L'oiseleur et la cigale
Il y a bien longtemps, par une chaude journée d'été où les épis dorés ondulaient, une douce joie se cachait parmi les feuilles vertes. Dans les hautes branches d'un vieux platane vivait une cigale joyeuse. Du matin au soir, ce petit animal chantait à la forêt ses plus belles chansons. Ses mélodies s'envolaient avec le vent et donnaient une grande paix à tous ceux qui les écoutaient. Mais sur le sentier près de la forêt rôdait un oiseleur rusé qui chassait les oiseaux toute la journée.

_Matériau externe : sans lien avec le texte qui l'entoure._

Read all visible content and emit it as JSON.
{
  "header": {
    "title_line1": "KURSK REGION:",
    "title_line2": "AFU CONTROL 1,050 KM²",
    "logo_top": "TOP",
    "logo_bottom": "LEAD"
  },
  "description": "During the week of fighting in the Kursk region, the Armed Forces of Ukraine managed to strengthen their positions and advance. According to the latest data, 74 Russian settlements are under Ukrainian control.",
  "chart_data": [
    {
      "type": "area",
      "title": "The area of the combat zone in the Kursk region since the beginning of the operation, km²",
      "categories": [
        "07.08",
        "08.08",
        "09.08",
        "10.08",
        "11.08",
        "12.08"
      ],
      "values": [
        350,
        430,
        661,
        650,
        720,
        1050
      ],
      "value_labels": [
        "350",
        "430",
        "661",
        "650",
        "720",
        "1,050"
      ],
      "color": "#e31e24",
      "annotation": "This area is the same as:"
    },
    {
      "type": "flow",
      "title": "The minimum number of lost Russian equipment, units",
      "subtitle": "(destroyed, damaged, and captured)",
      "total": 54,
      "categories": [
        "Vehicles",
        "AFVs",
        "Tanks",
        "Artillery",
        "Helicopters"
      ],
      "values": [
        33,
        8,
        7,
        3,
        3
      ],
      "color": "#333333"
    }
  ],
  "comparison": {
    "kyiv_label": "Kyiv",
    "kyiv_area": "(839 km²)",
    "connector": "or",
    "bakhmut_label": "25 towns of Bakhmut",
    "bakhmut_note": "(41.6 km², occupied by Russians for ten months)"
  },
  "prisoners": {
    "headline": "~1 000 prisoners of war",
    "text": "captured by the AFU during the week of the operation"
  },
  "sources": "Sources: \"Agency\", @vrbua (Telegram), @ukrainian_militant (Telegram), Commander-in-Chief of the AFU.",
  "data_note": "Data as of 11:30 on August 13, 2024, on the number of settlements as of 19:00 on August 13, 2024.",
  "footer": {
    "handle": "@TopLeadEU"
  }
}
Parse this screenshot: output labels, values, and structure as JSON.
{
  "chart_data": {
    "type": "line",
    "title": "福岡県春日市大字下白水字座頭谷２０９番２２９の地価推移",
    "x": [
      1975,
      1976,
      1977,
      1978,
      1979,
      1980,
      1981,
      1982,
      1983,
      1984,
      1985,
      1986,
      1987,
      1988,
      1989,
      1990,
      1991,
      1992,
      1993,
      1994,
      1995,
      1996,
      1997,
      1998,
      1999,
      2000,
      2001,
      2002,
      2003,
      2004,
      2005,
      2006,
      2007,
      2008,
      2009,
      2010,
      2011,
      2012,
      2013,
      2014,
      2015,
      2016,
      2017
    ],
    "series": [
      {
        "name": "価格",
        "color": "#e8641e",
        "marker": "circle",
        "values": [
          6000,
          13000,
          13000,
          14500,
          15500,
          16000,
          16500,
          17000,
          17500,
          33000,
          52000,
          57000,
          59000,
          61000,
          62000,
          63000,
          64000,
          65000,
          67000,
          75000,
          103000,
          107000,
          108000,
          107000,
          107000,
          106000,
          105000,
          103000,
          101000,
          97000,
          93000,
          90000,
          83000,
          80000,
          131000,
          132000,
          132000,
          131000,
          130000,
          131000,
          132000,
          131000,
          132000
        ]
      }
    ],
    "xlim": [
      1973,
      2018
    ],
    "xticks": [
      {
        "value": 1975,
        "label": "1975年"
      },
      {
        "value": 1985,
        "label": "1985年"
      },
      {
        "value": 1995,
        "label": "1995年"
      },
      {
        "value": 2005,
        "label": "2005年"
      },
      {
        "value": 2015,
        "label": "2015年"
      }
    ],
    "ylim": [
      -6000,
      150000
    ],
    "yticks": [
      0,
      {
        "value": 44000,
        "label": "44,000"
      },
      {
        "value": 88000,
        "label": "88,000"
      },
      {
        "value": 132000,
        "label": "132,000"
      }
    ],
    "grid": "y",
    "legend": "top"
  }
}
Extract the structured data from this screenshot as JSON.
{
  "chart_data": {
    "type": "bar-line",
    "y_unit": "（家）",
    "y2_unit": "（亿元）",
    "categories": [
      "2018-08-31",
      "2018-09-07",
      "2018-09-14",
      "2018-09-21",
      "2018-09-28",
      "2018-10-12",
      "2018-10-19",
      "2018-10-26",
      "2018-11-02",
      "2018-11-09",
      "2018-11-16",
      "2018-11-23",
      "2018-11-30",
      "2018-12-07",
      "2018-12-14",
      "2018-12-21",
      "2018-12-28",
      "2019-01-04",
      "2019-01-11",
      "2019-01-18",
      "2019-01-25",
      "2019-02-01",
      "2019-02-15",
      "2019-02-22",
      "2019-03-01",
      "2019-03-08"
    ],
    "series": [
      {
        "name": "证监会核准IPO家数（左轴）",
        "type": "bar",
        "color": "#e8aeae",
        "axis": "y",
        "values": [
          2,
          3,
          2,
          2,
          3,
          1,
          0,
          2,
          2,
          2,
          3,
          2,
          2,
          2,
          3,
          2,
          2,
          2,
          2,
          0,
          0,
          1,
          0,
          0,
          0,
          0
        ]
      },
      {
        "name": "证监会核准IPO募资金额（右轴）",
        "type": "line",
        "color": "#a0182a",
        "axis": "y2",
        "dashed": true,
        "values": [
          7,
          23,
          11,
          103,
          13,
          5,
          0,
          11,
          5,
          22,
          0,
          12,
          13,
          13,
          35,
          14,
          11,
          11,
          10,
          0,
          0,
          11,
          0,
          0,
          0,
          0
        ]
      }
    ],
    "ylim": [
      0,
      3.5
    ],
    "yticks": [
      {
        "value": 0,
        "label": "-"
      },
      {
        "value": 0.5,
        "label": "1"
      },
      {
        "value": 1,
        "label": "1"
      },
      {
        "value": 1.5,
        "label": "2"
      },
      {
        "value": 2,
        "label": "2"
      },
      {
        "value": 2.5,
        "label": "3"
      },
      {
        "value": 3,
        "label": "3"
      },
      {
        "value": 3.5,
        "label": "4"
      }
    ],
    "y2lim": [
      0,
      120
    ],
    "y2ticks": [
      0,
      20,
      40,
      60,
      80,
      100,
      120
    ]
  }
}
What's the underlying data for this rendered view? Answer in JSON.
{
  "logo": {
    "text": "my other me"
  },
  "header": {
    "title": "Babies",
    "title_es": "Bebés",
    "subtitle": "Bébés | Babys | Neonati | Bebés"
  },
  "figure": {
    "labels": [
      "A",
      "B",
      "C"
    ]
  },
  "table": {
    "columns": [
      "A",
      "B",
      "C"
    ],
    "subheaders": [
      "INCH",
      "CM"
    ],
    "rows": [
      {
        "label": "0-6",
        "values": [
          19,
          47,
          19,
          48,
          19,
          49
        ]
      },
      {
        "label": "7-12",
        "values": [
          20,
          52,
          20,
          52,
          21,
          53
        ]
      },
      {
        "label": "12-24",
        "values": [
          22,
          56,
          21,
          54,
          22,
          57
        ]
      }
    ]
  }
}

Quand l'oiseleur a entendu cette voix forte et joyeuse au milieu des buissons, il s'est arrêté aussitôt. Croyant que le son venait d'un gros oiseau bien gras, il a ouvert les yeux d'un air avide. Il a préparé lentement ses baguettes de glu et s'est approché de l'arbre sans faire de bruit. La cigale, elle, se tenait sur une haute feuille et célébrait la beauté de la nature. De ses yeux perçants, elle a vu les pièges collants dans la main de l'oiseleur et elle a arrêté sa chanson. Juste au moment où l'homme allait poser son piège sur la branche, le petit animal a sauté sur une branche plus haute. En regardant l'homme en bas, elle a demandé : « Que feras-tu de moi si tu m'attrapes, oiseleur ? »
Le chasseur a levé les yeux avec surprise et, en voyant que la voix venait d'un insecte minuscule, il a eu honte. La cigale a souri avec sagesse et elle a appelé l'homme. « Je n'ai pas de chair savoureuse, j'ai seulement une voix qui met de la joie dans la chaleur de l'été. » L'oiseleur a été très étonné de voir qu'un si petit insecte était assez malin pour comprendre ses pièges. Les mains vides et le visage plein de honte, il a ramassé ses baguettes et il s'est éloigné de là. Se laisser tromper par l'apparence et par le son et chercher partout un grand profit ne donne que de la honte. Tout oiseau qui chante n'est pas bon à mettre au pot.